I’m often confronted in my practice with the idea that somehow addiction is less physical than other diseases. Nothing could be further from the truth, but it’s a common misconception. Perhaps a better way of stating the reality is that addiction is no more “mental” than other physical illnesses.
One of the ways the misconception is stated to me is that I somehow have less to go on with medical treatment than my colleagues that treat ailments outside of the brain. I’m having my own challenge with a condition right now that belies that. Last year I started to feel ill and it turned out I had a hiatal hernia which led to acid in my esophagus, gastro-esophageal reflux (GERD). So I was started on medication and did well. I evidently had also gotten some scarring on my vocal cord from the GERD and this had to be attended to as well. The scarring didn’t improve after six months of medication so the medication was changed, and I had to get off caffeine. I actually felt worse reflux on the new medication so it was changed back to the old but at double the original dose. I still felt worse than I did on the original treatment that didn’t improve my vocal cord scarring.
What I noticed recently is the decision making process of my doctor in all this. I’ve never had my esophageal reflux measured. They have no way to know if the reflux is better or just less acidic on the medication. They make decisions based on ideas such as caffiene makes reflux worse rather than on measuring if it makes it worse in me. There’s no profound knowledge of my specific physiology or genetics in these decisions. They seem to be made on the basis of what has worked in studies that may or may not apply to me.
I don’t really see how theses ENT and GI doctors are really any better off than people who treat behavioral brain disease. Sure they could measure the acid in my esophagus, but they don’t. It’s too expensive. I could measure someone’s dopamine release and baseline dopamine receptor availability but I don’t; it’s too expensive. Okay, I had a gastroscope and they could see the esophagus was better with the medication, but how often can you do that? What tools do they have for ongoing monitoring that I don’t have? We both rely on the subjective reports of patients, and as a patient, I can tell you my subjective report is influenced by a lot more than the acid in my esophagus.
What we’re missing in addiction medicine is the same thing we’re missing in regular medicine, monitoring. Technology may improve this with cheaper monitors that are less intrusive and internal medicine will probably benefit before addiction medicine will, but right now you don’t see a lot of people running around checking their esophageal acid levels and learning on a day to day basis what helps and what doesn’t. If we could, the effect would be startling. Instead of saying to a patient, “don’t eat this” and “don’t do that,” we’d be saying, “how did that work?” Things would get a lot easier and we wouldn’t be relying on subjective data. We might even find out that our long held beliefs were wrong.
Here’s an example. My doctors told me that caffeine increases acid production and decreases the tension in the sphincter between the stomach and esophagus. Therefore I need to stay away from caffeine as it will make GERD worse. They learned this in school. However a 1975, when they were in school, article in the New England Journal of Medicine (NEJM 1975; 293:897-899 October 30, 1975) showed that caffeine actually increased the tone of the sphincter. Old study you say? Here’s the abstract from “Effect of decaffeination of coffee or tea on gastro-oesophageal reflux.” (Alimentary Pharmacology and Therapeutics Volume 8, Issue 3, 283-287, June 1994).

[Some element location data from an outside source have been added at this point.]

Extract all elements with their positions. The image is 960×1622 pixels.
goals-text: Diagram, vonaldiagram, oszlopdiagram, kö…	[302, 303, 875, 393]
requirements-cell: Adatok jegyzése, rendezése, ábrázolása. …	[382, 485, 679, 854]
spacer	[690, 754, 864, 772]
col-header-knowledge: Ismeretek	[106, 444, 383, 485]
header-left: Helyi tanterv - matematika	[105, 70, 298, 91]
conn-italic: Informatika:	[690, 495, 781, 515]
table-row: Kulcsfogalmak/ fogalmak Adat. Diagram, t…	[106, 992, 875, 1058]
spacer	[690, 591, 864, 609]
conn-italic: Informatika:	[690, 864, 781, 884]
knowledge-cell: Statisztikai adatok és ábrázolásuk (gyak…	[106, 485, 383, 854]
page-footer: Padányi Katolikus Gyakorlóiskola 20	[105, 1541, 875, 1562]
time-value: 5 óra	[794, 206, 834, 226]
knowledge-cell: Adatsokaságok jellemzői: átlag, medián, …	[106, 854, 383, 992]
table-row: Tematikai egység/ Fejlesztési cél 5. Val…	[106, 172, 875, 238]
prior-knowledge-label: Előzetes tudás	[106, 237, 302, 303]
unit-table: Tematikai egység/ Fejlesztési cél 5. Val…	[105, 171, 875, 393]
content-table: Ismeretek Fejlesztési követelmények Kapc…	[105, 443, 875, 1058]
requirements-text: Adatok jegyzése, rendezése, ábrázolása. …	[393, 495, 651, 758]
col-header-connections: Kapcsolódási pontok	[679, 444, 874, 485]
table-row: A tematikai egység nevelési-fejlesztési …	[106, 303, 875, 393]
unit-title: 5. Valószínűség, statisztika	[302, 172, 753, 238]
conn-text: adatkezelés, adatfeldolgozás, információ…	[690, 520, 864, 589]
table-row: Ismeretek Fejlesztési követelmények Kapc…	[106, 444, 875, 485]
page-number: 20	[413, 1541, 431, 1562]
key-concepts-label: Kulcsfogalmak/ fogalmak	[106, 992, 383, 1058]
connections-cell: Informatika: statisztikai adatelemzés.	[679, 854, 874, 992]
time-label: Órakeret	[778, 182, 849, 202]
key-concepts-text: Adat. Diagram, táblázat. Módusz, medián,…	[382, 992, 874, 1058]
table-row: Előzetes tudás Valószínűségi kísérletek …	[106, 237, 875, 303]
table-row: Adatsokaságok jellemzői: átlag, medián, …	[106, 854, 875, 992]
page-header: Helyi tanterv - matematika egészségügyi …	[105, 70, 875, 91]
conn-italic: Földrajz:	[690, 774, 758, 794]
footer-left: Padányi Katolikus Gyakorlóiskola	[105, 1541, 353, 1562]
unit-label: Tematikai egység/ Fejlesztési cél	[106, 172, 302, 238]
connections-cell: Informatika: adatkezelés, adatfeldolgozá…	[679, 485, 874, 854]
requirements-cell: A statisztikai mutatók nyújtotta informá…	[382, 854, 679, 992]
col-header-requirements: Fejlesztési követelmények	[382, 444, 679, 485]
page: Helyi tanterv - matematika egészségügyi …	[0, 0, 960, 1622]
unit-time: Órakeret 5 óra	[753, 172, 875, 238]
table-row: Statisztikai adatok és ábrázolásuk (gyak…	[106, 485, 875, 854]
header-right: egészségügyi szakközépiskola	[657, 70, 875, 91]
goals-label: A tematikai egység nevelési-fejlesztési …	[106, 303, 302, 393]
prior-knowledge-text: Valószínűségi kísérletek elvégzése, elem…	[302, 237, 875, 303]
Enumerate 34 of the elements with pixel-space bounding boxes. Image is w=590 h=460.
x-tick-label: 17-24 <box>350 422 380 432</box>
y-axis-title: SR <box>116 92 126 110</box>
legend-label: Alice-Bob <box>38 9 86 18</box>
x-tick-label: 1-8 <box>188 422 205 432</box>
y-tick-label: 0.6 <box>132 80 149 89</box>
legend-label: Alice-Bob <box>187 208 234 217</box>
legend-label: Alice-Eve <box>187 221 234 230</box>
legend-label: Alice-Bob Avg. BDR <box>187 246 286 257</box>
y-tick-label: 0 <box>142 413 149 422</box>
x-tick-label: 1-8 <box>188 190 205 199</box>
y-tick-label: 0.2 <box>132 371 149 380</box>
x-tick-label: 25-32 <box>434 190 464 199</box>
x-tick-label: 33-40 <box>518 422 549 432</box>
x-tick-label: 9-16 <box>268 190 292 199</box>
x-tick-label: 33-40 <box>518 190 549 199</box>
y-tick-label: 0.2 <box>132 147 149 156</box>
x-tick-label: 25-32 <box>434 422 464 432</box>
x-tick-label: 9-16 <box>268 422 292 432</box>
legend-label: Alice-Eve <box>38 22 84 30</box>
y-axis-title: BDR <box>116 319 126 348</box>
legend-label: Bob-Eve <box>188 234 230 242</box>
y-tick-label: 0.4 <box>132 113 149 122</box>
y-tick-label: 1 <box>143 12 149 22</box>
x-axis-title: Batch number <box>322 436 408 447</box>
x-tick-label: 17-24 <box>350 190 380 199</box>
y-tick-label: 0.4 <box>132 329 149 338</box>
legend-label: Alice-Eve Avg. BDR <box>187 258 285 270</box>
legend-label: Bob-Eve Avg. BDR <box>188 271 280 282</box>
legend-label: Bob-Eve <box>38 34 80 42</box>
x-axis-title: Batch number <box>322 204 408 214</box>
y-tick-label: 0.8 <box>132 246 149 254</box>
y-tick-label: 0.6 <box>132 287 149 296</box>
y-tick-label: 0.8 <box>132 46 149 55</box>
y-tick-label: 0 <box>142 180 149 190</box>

“Coffee and tea are believed to cause gastro-oesophageal reflux: however, the effects of these beverages and of their major component, caffeine, have not been quantified. The aim of this study was to evaluate gastro-oesophageal reflux induced by coffee and tea before and after a decaffeination process, and to compare it with water and water-containing caffeine. Three hour ambulatory pH-metry was performed on 16 healthy volunteers, who received 300ml of (i) regular coffee, decaffeinated coffee or tap water (n=16), (ii) normal tea, decaffeinated tea, tap water, or coffee adapted to normal tea in caffeine concentration (n=6, and (iii) caffeine-free and caffeine-containing water (n=8) together with a standardized breakfast. Regular coffee induced a significant (P<0.05) gastro-oesophageal reflux compared with tap water and normal tea, which were not different from each other. Decaffeination of coffee significantly (p<0.05) diminished gastro-oesophageal reflux, whereas decaffeination of tea or addition of caffeine to water had no effect. Coffee adapted to normal tea in caffeine concentration significantly (p<0.05) increased gastro-oesophageal reflux. Coffee, in contrast to tea, increases gastro-oesophageal reflux, an effect that is less pronounced after decaffeination. Caffeine does not seem to be responsible for gastro-oesophageal reflux which must be attributed to other components of coffee.”
So it isn’t caffeine I should stay away from, it’s coffee. Interesting study but on a very small number of people. What would be the effect of thousands of people with real time measurements all submitting their data in real time with food and beverage intake? It would revolutionize the care of GERD. We need the same sort of thing in addiction medicine. I bet our old thoughts would be revolutionized as well.